In both examples, the legs 14A and 15A terminate in connectors 26 which, in use, are coupled via connectors 27 to a light emitting diode 28 and a photodiode 29 respectively. The electrical output from the photodiode 29 is passed to a conditioning and discriminating circuit 30, an output of which controls a vacuum pump 31, which provides the suction through the tubular body. When the sensing region is in contact with air, there is substantially total internal reflection as the light from the LED 28

passes around the optical fibre to the detector 29, the output of which is therefore at a maximum level. When the sensing region is contacted by blood or other liquid, there is significant loss of light into the surrounding medium whereby the output of the detector 29 is significantly reduced. The circuit 30 discriminates between the signal levels such that when the level is below a threshold the pump 31 is started and when it is above the threshold the pump is stopped.

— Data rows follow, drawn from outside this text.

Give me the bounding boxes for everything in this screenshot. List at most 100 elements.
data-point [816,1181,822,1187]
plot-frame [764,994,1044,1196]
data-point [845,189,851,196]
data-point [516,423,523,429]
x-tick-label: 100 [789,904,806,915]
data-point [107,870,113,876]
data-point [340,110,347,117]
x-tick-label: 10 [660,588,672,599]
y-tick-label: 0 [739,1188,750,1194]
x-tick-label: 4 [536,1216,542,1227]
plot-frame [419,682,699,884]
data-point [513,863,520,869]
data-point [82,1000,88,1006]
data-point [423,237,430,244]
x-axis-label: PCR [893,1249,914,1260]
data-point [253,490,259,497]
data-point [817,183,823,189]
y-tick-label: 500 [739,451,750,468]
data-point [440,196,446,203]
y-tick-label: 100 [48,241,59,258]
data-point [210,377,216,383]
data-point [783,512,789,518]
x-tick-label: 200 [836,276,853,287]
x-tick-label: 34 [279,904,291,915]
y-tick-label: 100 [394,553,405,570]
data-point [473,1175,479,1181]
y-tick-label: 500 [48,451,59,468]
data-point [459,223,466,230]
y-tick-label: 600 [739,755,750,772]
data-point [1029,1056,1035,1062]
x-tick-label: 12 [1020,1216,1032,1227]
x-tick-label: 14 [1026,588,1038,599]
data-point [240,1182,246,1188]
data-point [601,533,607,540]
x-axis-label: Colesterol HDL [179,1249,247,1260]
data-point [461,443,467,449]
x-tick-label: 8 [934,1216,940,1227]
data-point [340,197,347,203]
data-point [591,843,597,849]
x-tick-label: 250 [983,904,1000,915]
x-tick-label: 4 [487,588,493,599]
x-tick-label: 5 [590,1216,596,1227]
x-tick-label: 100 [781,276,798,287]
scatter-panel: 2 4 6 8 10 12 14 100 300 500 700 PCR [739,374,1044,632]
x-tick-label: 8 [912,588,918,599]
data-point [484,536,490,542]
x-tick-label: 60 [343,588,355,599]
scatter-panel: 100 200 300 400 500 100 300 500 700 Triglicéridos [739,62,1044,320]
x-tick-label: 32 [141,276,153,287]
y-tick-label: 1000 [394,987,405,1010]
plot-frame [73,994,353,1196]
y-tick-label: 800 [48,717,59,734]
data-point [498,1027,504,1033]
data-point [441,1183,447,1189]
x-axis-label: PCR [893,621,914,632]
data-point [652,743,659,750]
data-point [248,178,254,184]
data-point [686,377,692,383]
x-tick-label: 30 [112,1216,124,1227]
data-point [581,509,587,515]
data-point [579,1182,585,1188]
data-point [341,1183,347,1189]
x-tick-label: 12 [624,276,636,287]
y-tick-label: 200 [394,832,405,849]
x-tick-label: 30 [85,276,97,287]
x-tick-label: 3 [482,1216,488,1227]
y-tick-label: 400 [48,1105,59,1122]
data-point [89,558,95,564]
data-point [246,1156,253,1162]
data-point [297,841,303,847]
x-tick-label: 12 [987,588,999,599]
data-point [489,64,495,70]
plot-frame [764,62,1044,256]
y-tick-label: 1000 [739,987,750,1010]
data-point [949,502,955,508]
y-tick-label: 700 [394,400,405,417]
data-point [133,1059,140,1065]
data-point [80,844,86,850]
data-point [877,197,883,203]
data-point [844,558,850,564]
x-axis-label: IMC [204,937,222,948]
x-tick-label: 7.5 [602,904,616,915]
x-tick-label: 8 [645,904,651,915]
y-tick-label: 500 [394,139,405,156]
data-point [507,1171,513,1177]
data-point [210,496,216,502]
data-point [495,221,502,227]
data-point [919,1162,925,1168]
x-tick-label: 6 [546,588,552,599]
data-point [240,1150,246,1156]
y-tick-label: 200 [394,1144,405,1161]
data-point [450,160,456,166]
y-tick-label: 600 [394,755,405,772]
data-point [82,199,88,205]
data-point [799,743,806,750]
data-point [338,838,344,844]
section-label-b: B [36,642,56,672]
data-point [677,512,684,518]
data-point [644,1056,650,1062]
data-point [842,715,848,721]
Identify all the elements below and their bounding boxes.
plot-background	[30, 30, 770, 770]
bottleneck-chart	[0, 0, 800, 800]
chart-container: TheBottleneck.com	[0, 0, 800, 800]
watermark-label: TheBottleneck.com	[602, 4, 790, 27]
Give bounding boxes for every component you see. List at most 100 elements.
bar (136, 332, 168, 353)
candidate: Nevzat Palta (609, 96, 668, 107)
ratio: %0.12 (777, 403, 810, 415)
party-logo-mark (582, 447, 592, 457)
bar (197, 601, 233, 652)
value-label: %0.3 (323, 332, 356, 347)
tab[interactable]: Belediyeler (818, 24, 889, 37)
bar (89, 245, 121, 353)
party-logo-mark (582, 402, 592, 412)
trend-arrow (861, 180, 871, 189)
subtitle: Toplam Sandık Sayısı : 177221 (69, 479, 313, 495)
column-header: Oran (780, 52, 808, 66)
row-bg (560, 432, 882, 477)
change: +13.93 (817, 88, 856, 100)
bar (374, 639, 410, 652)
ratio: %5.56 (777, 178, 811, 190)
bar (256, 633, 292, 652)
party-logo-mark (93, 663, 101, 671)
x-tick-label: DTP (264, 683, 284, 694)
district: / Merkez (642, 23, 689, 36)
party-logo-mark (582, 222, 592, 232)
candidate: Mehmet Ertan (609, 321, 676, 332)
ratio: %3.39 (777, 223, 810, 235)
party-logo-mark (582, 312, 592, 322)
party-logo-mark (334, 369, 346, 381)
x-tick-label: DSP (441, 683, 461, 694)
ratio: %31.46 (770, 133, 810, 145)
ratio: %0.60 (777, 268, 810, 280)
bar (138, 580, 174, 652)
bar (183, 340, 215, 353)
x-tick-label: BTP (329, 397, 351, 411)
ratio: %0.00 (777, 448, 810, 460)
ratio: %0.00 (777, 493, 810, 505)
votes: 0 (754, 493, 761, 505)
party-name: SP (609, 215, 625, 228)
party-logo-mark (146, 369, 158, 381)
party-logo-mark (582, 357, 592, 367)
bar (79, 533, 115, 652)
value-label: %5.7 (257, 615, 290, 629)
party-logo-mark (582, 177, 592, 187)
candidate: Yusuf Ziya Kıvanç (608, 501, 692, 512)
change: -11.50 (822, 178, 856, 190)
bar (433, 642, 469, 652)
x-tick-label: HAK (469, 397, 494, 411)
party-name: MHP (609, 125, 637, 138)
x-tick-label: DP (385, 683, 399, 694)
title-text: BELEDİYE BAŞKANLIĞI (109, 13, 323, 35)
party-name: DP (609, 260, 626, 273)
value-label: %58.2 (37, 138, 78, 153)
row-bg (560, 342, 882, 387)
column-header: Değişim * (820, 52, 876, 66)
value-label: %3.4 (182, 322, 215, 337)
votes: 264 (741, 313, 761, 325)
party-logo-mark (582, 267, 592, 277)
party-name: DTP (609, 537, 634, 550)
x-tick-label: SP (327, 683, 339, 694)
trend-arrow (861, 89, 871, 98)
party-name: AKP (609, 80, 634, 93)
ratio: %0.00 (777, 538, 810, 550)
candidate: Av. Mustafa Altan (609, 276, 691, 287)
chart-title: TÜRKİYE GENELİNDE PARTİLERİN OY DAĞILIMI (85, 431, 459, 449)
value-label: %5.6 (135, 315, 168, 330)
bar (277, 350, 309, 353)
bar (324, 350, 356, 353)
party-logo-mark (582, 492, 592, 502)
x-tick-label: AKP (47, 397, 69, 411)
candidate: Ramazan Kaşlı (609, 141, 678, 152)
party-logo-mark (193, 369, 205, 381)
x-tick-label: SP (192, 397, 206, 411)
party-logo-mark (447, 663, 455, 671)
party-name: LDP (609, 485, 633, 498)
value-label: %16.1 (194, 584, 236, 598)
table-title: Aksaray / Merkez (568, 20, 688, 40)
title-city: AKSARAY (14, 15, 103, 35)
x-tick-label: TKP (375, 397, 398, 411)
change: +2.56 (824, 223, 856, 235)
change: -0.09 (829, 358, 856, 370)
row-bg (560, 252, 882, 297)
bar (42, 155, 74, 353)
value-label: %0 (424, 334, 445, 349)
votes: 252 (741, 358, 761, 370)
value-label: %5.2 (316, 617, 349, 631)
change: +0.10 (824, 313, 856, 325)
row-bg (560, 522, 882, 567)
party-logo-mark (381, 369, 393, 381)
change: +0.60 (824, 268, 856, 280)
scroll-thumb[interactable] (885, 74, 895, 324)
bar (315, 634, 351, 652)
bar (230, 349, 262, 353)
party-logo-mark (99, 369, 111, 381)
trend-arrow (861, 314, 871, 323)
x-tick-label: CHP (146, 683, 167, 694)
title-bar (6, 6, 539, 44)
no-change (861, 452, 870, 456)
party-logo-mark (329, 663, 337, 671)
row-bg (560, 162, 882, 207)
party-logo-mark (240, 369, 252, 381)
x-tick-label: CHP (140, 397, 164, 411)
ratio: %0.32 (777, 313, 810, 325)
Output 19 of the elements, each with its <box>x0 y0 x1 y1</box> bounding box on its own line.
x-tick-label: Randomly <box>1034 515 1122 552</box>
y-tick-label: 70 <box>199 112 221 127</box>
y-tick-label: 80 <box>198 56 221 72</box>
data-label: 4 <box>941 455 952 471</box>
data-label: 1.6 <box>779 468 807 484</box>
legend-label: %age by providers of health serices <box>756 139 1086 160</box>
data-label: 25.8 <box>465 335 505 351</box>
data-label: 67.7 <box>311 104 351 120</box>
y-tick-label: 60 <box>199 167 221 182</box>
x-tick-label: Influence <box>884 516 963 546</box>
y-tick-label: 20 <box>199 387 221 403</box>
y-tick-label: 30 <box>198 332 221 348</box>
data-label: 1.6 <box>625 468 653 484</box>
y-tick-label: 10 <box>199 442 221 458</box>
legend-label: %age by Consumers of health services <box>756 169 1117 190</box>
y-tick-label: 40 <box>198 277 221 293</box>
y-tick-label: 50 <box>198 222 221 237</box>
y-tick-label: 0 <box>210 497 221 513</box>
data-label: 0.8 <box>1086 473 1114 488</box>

Spurious readings could be produced if the optical fibre is contacted at the sensing region by material, such as tissue, fibrin or droplets of blood held by surface tension. A conformation of the sensing region shown in Figures 1 and 2 makes tissue contact by the whole sensing region less likely and permits the detection of different fluid levels owing to the change of signal as the fluid level passes the sensing region when the sucker is used with its axis substantially vertical.

It would be possible for the second example, illustrated in the Figures 5 to 7, to be modified so that the bent portion of the optical fibre extends diametrically across the centre of the passageway through the tubular body, rather than around the inner periphery of the passage. However, this would be less satisfactory for some medical applications, owing to the possibility of fouling of the optical fibre with tissue or other matter at the sensing region.

It would be apparent that the sensor could be mounted in an analagous manner in the walls of liquid containers, in order to sense the advance or retraction of a liquid/air interface past the sensing region.